Dopo la lista dei partecipanti al torneo maschile, sono stati rilasciati anche i nomi delle tenniste che dal 9 al 16 maggio si contenderanno il titolo agli Internazionali di Roma. Nel WTA 1000 della capitale finora non si registrano defezioni ed infatti sono presenti tutte le tenniste di vertice, a partire dalla n. 1 del mondo Ashleigh Barty che su questa superficie ha vinto il suo titolo più prestigioso (Roland Garros 2019). Poco dietro in classifica troviamo Naomi Osaka, ancora in fase di apprendimento sulla terra rossa per sua stessa ammissione mentre come testa di serie n. 3 momentaneamente c’è Simona Halep, una che certamente potrebbe darne eccome di lezioni alla giapponese sul rosso.

La campionessa in carica precede di circa 1000 punti la statunitense Sofia Kenin, la quale a sua volta precede di una manciata di punti Elina Svitolina, quest’ultima vincitrice a Roma nel biennio 17-18; un altro nome di grande spicco presente nell’entry list è ovviamente quello di Serena Williams, vincitrice a Roma per quattro volte. Se nel tabellone maschile il tennis italiano è degnamente rappresentato con quattro giocatori, purtroppo quello femminile bilancia questa cifra con la totale assenza di tenniste azzurre. Se si vorrà tifare per Giorgi, Paolini, Errani e via dicendo si dovrà ricorrere alle qualificazioni o più probabilmente alle wild card.

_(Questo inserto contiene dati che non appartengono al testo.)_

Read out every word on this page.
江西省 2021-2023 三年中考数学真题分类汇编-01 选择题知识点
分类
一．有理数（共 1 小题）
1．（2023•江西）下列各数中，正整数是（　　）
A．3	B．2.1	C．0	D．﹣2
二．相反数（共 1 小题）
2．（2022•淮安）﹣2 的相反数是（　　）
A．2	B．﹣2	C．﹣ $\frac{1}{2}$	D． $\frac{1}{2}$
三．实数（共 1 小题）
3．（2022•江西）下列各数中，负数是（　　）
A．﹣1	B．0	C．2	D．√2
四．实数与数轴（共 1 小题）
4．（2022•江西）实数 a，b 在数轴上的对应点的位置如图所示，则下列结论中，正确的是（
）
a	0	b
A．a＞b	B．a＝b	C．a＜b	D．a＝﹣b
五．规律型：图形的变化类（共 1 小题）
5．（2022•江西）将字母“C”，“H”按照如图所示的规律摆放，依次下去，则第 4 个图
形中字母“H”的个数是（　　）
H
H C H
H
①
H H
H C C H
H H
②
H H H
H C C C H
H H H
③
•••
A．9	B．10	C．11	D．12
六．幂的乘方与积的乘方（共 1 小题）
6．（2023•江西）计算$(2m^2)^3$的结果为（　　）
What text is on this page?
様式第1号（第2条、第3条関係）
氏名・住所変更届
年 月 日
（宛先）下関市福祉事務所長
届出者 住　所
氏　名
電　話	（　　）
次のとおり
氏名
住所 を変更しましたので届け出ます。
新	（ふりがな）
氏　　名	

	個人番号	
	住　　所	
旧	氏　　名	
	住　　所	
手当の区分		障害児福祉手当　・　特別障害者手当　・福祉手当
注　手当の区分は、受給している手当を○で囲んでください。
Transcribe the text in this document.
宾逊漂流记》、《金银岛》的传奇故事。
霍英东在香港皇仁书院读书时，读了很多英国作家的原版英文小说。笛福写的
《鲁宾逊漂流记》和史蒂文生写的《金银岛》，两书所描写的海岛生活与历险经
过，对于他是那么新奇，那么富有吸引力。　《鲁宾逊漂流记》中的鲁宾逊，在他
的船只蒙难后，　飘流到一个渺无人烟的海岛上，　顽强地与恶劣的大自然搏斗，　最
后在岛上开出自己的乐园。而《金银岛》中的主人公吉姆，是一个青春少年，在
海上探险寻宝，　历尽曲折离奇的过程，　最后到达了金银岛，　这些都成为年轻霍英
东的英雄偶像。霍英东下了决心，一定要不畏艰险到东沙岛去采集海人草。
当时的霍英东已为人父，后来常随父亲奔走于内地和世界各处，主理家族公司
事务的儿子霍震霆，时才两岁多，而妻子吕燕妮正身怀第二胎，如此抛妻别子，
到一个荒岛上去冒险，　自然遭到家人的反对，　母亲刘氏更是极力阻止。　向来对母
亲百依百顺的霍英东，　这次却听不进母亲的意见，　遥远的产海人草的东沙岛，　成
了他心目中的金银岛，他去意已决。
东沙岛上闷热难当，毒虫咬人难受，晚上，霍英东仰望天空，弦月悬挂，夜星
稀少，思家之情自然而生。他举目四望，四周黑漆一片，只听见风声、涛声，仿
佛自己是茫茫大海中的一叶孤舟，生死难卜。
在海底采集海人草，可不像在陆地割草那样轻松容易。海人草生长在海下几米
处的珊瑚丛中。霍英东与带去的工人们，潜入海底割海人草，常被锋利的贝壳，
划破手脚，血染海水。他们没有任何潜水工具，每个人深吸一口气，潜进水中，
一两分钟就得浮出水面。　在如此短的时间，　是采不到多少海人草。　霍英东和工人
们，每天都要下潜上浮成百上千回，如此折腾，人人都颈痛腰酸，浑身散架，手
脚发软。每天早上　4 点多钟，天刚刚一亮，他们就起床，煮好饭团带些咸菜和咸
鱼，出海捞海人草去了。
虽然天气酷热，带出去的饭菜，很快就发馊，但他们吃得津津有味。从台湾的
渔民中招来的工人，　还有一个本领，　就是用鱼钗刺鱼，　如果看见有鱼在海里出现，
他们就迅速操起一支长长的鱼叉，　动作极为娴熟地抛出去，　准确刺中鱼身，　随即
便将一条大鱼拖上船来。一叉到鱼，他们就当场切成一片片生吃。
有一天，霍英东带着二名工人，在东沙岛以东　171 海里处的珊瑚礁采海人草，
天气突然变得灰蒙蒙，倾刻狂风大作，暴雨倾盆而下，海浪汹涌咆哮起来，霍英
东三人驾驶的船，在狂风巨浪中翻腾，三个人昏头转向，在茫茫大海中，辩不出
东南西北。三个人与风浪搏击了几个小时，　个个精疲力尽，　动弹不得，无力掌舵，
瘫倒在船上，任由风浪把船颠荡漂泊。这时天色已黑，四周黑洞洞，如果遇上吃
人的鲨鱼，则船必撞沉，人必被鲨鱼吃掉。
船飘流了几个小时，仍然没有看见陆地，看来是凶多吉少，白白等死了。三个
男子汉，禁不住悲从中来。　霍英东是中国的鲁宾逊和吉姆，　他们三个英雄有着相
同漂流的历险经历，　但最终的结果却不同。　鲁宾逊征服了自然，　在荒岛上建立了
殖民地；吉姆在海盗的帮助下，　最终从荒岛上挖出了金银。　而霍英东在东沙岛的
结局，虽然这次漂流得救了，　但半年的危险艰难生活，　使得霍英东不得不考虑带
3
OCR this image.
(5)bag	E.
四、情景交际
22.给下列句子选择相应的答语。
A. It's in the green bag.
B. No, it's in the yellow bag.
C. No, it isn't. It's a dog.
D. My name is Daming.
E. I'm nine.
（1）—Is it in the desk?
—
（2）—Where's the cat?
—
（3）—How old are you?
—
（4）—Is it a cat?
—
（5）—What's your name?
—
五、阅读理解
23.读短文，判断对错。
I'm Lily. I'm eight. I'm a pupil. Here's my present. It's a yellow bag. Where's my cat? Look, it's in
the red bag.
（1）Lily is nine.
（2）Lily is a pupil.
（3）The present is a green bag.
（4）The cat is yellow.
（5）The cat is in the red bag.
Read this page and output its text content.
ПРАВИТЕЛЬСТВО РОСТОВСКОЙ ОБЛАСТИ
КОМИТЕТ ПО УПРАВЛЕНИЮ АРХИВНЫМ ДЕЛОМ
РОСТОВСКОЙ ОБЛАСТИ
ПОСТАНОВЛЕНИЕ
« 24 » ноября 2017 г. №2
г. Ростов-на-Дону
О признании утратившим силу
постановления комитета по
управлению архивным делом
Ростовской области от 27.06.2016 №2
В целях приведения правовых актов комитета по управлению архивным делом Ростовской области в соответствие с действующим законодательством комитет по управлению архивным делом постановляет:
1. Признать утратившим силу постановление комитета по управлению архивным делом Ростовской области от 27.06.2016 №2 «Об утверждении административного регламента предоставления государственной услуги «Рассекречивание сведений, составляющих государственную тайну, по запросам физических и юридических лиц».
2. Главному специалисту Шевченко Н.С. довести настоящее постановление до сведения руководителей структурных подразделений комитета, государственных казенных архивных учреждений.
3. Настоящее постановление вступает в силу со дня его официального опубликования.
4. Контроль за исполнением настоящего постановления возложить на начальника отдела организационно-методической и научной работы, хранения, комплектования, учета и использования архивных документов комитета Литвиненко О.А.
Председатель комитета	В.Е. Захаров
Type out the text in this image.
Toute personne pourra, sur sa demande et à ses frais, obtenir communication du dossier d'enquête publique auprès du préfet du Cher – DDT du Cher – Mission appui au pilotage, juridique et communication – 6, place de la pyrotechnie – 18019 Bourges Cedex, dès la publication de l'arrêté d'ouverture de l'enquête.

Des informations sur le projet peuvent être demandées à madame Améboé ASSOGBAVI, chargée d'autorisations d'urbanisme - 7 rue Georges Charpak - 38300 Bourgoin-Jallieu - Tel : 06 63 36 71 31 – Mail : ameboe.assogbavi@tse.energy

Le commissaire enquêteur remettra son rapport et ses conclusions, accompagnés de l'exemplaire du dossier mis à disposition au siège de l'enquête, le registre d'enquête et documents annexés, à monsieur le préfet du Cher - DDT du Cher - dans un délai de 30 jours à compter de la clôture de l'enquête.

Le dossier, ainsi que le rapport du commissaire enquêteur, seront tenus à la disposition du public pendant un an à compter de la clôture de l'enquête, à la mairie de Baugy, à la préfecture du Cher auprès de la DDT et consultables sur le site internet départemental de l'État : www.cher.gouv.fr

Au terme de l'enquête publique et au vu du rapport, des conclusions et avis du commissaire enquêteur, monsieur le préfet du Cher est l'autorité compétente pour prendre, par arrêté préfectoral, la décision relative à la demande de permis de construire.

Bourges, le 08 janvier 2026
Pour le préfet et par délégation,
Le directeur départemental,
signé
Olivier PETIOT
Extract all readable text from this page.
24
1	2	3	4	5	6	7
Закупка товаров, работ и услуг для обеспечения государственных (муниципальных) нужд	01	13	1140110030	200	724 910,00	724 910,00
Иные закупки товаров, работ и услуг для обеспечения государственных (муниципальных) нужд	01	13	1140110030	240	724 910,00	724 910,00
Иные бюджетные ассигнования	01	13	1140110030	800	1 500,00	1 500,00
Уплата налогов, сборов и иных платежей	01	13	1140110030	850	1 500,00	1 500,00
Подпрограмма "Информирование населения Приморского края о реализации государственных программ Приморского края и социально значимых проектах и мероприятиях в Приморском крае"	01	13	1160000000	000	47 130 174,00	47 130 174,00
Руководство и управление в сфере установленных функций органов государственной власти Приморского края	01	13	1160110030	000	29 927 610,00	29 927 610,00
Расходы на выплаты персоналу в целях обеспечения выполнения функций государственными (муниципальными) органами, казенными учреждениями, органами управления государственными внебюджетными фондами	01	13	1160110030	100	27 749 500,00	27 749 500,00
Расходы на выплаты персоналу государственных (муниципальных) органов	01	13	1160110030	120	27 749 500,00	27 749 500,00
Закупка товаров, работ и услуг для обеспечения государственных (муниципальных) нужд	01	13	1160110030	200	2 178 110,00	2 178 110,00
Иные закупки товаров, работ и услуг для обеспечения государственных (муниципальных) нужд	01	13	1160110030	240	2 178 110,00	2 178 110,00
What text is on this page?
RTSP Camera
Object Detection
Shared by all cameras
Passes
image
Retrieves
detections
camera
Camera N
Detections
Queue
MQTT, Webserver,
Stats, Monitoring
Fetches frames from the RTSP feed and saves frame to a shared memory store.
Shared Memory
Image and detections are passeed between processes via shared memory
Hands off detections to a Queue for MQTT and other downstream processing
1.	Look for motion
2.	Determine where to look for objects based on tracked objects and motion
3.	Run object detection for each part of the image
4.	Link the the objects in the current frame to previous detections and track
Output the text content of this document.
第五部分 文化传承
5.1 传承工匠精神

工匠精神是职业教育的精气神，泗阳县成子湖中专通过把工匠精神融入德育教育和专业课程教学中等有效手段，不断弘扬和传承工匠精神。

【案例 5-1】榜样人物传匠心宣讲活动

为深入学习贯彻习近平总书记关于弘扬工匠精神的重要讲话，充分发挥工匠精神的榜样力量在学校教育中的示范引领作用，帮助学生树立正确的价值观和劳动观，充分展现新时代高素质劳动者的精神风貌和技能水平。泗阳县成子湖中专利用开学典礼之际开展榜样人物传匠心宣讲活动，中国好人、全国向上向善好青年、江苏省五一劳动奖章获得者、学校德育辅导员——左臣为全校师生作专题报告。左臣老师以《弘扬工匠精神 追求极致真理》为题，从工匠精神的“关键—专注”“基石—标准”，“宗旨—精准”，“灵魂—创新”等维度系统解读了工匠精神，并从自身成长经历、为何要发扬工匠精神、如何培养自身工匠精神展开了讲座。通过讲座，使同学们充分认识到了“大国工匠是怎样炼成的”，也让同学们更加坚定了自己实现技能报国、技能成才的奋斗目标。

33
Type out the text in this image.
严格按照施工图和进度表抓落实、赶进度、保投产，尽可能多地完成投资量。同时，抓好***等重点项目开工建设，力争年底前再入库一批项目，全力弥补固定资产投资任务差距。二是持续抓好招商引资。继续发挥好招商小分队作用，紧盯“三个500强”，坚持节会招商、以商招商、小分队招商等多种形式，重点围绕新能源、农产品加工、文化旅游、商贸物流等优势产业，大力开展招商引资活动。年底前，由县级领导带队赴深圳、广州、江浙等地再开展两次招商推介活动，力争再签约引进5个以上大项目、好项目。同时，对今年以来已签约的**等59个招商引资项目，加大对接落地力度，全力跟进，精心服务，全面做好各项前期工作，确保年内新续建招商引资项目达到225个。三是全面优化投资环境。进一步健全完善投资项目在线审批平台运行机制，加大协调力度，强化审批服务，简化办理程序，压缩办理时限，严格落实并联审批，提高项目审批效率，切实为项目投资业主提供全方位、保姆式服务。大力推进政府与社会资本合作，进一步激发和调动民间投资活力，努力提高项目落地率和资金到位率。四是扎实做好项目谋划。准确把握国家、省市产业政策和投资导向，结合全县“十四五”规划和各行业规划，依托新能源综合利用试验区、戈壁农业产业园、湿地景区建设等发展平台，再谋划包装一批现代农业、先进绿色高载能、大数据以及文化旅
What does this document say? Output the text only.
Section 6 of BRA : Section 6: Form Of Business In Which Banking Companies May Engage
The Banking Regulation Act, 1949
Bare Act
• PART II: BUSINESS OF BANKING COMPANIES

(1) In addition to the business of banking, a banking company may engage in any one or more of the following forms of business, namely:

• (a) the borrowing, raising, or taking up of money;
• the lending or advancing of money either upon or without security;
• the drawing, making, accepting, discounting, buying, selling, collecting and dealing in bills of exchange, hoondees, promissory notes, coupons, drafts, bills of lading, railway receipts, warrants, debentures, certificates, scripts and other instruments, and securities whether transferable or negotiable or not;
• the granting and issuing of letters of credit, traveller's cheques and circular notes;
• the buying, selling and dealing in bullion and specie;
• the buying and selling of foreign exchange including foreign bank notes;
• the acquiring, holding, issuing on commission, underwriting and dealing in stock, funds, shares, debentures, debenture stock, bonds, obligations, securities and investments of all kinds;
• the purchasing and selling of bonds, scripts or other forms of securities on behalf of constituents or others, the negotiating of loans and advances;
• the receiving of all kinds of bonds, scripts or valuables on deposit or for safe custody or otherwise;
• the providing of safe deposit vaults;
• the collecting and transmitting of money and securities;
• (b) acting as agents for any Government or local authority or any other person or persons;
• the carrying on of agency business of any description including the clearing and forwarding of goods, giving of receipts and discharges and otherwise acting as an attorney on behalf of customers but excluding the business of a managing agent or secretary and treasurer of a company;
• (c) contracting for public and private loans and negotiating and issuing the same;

Ancora non è stato comunicato nulla di ufficiale per quanto riguarda la presenza o meno del pubblico. Il presidente della FIT Binaghi ha dichiarato un paio di settimane fa che è possibile riproporre la soluzione dei 1000 spettatori al giorno vista a settembre, ma anche organizzare un piano che prenda in considerazione la parte di popolazione già immune al Covid-19.